Pandangan Morris itu yang selanjutnya
menjadi rujukan dalam perkembangan pragmatik. Hal itu dapat dilihat pada
pandangan Levinson (1986) yang mengatakan bahwa pragmatik adalah kajian
hubungan antara bahasa dan konteks yang mendasari penjelasan pengartian bahasa.
Dalam batasan ini berarti untuk memahami maksud pemakaian bahasa kita dituntut
memahami pula konteks yang mewadahi pemakaian bahasa tersebut.

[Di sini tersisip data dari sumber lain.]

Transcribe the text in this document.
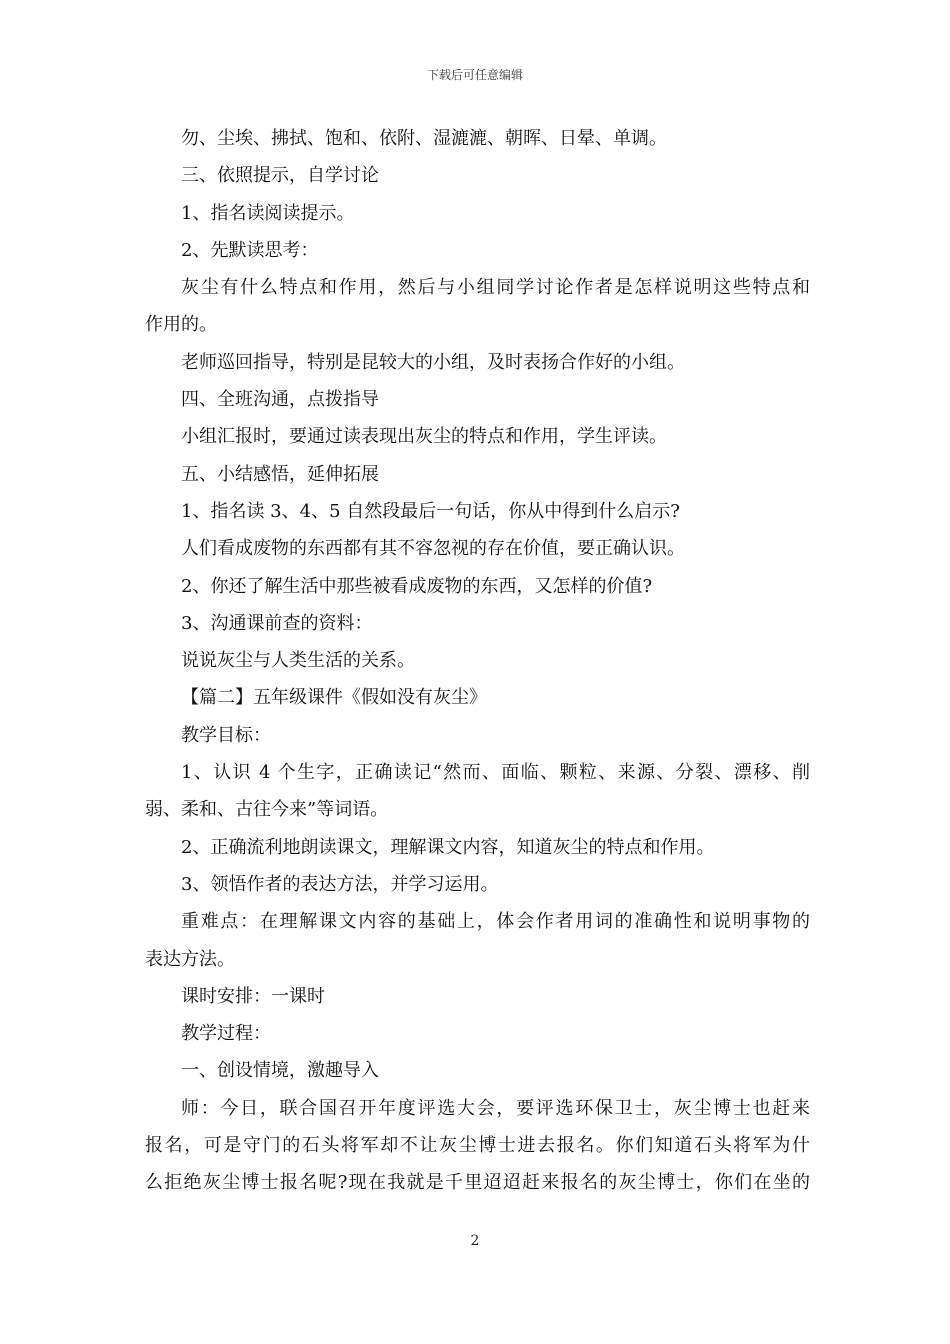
下载后可任意编辑
勿、尘埃、拂拭、饱和、依附、湿漉漉、朝晖、日晕、单调。
三、依照提示，自学讨论
1、指名读阅读提示。
2、先默读思考：
灰尘有什么特点和作用，然后与小组同学讨论作者是怎样说明这些特点和
作用的。
老师巡回指导，特别是昆较大的小组，及时表扬合作好的小组。
四、全班沟通，点拨指导
小组汇报时，要通过读表现出灰尘的特点和作用，学生评读。
五、小结感悟，延伸拓展
1、指名读 3、4、5 自然段最后一句话，你从中得到什么启示?
人们看成废物的东西都有其不容忽视的存在价值，要正确认识。
2、你还了解生活中那些被看成废物的东西，又怎样的价值?
3、沟通课前查的资料：
说说灰尘与人类生活的关系。
【篇二】五年级课件《假如没有灰尘》
教学目标：
1、认识 4 个生字，正确读记“然而、面临、颗粒、来源、分裂、漂移、削
弱、柔和、古往今来”等词语。
2、正确流利地朗读课文，理解课文内容，知道灰尘的特点和作用。
3、领悟作者的表达方法，并学习运用。
重难点：在理解课文内容的基础上，体会作者用词的准确性和说明事物的
表达方法。
课时安排：一课时
教学过程：
一、创设情境，激趣导入
师：今日，联合国召开年度评选大会，要评选环保卫士，灰尘博士也赶来
报名，可是守门的石头将军却不让灰尘博士进去报名。你们知道石头将军为什
么拒绝灰尘博士报名呢?现在我就是千里迢迢赶来报名的灰尘博士，你们在坐的
2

Sejalan dengan
pendapat tersebut, secara komprehensif, Yule menyebutkan 4 definisi pragmatik,
yaitu (1) bidang yang mengkaji makna pembicara, (2) bidang yang mengkaji makna
menurut konteksnya; (3) bidang yang mengkaji makna yang dikomunikasikan atau
terkomunikasikan oleh pembicara, dan (4) bidang yang mengkaji bentuk ekspresi
menurut jarak sosial yang membatasi partisipan yang terlibat dalam percakapan
tertentu.
Terkait dengan bidang pengajaran,
Levinson (1986) mengatakan bahwa pragmatik adalah kajian tentang kemampuan
pemakai bahasa untuk mengaitkan kalimat-kalimat dengan konteks yang sesuai bagi
kalimat- kalimat itu. Pragmatik dapat dibedakan menjadi dua hal yakni :
1.
Pragmatik sebagai sesuatu yang
diajarkan, ini dapat dibedakan menjadi dua yaitu pragmatik sebagai bidang
kajian linguistik dan pragmatik sebagai salah satu segi dalam penggunaan
bahasa.
2.
Pragmatik sebagai sesuatu yang
mewarnai tindakan mengajar, pragmatik pada dasarnya memperhatikan aspek- aspek
proses komunikatif.
Dalam perkembangan lebih lanjut, pragmatik
sebagai ilmu yang mempelajari bahasa dalam konteks yang lebih luas seperti
disampaikan Noss dan Lamzon, dalam kajian pragmatik ada empat unsur pokok,
yaitu hubungan antar peran, latar peristiwa, topik dan medium yang digunakan.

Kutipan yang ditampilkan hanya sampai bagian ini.